In the new Mongolian translation, the word used is дүрсгүй dürsgüi, literally meaning 'shapeless, formless' (дүрс dürs 'shape' + гүй güi 'without') but having the further meaning of 'outrageous, ill-mannered, rude, ill-becoming'.
The Bludger is a kind of ball used in Quidditch. It is used to attack members of the opposing team.
- The Mainland Chinese version calls the Bludger a 'roving ball' (游走球 yóuzǒu-qiú), presumably because it roves around the field looking for targets.
The Taiwanese version coins the word 搏格 bógé. This is mainly phonetic in inspiration with a faint attempt to reflect the nature of the ball (搏 bó means 'wrestle, fight').
The Vietnamese uses the English without change, with a footnote in the original instalments indicating that it should be pronounced Blất-giơ.
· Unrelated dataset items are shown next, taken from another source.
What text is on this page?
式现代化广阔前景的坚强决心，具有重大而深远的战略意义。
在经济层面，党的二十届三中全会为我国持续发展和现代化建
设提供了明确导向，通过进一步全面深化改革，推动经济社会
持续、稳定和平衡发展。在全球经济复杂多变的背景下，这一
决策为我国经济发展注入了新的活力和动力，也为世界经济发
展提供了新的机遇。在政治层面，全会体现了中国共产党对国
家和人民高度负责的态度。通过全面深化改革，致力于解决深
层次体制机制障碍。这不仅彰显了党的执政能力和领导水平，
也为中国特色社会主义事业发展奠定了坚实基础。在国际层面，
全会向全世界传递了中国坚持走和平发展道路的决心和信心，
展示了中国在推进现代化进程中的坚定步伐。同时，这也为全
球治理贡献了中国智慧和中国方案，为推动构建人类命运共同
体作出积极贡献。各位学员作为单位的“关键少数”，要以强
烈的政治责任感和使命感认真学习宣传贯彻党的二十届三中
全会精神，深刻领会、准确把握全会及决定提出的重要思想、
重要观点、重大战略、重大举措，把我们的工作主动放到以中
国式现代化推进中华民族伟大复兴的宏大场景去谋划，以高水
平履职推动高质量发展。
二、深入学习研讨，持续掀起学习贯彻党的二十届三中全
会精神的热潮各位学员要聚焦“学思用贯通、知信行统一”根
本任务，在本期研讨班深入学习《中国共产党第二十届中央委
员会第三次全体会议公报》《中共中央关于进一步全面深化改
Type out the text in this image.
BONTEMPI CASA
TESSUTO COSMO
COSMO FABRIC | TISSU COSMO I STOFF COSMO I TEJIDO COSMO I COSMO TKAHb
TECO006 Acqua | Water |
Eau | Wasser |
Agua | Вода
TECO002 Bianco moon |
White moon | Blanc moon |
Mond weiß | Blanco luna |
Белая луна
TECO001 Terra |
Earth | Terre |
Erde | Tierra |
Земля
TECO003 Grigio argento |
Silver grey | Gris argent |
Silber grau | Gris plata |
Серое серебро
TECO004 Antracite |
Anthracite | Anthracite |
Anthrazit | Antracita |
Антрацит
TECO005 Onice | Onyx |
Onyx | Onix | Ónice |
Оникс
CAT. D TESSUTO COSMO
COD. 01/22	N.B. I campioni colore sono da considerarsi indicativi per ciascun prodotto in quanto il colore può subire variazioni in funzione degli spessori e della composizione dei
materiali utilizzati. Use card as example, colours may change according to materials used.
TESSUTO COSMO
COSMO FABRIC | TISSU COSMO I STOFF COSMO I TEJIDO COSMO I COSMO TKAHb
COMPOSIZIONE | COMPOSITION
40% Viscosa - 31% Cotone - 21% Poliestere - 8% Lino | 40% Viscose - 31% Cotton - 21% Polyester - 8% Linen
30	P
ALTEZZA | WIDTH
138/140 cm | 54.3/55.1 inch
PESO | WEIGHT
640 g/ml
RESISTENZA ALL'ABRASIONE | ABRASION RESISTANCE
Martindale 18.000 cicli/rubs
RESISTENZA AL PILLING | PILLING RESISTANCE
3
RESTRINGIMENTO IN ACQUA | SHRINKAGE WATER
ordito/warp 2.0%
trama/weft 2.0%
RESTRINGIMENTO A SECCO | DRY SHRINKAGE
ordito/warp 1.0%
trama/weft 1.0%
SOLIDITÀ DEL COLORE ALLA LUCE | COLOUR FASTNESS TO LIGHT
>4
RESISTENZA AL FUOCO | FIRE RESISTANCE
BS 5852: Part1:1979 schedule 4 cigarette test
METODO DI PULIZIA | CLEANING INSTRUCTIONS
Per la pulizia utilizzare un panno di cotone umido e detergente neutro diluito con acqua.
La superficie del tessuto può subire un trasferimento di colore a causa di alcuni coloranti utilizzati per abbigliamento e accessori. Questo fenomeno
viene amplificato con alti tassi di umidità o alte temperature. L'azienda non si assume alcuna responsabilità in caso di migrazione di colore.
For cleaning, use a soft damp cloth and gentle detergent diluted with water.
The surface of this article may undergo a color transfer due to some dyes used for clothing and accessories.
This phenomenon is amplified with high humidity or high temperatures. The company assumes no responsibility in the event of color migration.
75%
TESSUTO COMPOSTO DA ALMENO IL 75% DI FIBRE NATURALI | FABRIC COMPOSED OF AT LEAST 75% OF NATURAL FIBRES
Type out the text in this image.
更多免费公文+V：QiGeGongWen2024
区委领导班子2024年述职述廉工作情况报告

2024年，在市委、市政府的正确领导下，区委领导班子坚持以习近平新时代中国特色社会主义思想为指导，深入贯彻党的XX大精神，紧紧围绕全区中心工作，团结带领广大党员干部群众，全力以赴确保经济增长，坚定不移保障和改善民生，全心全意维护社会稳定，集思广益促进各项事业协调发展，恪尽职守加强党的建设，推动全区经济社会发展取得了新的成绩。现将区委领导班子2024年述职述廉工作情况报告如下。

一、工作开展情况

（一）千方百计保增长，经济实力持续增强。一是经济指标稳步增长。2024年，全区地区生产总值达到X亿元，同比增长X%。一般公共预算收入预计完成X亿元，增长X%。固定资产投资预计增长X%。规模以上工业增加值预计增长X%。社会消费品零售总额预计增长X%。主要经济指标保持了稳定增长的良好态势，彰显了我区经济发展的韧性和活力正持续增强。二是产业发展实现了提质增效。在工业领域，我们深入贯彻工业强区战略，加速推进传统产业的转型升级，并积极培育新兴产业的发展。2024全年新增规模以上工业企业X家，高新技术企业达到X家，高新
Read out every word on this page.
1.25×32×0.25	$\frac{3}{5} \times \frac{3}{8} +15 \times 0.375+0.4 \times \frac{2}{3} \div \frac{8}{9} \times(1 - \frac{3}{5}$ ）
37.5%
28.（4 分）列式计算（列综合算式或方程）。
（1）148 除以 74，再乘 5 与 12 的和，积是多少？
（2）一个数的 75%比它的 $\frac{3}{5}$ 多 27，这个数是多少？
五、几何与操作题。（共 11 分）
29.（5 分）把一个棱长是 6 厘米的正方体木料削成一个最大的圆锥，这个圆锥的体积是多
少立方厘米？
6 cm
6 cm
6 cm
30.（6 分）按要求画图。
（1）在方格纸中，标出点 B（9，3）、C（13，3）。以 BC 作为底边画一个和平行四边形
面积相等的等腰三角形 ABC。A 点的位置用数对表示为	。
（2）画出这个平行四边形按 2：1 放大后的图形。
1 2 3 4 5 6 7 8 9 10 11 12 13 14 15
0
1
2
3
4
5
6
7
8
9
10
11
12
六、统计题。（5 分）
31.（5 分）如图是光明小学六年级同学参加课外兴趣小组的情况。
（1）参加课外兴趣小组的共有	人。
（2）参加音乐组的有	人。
The Japanese is a straightforward phonetic rendition. But be careful when you try to say this in Japanese. If you don't pronounce the double 'j' properly, you'll end up saying ブラジャー burajā, the Japanese word for 'bra' or 'brassiere'.
Both Mongolian translations also use a straightforward phonetic rendition бладжер bladjer.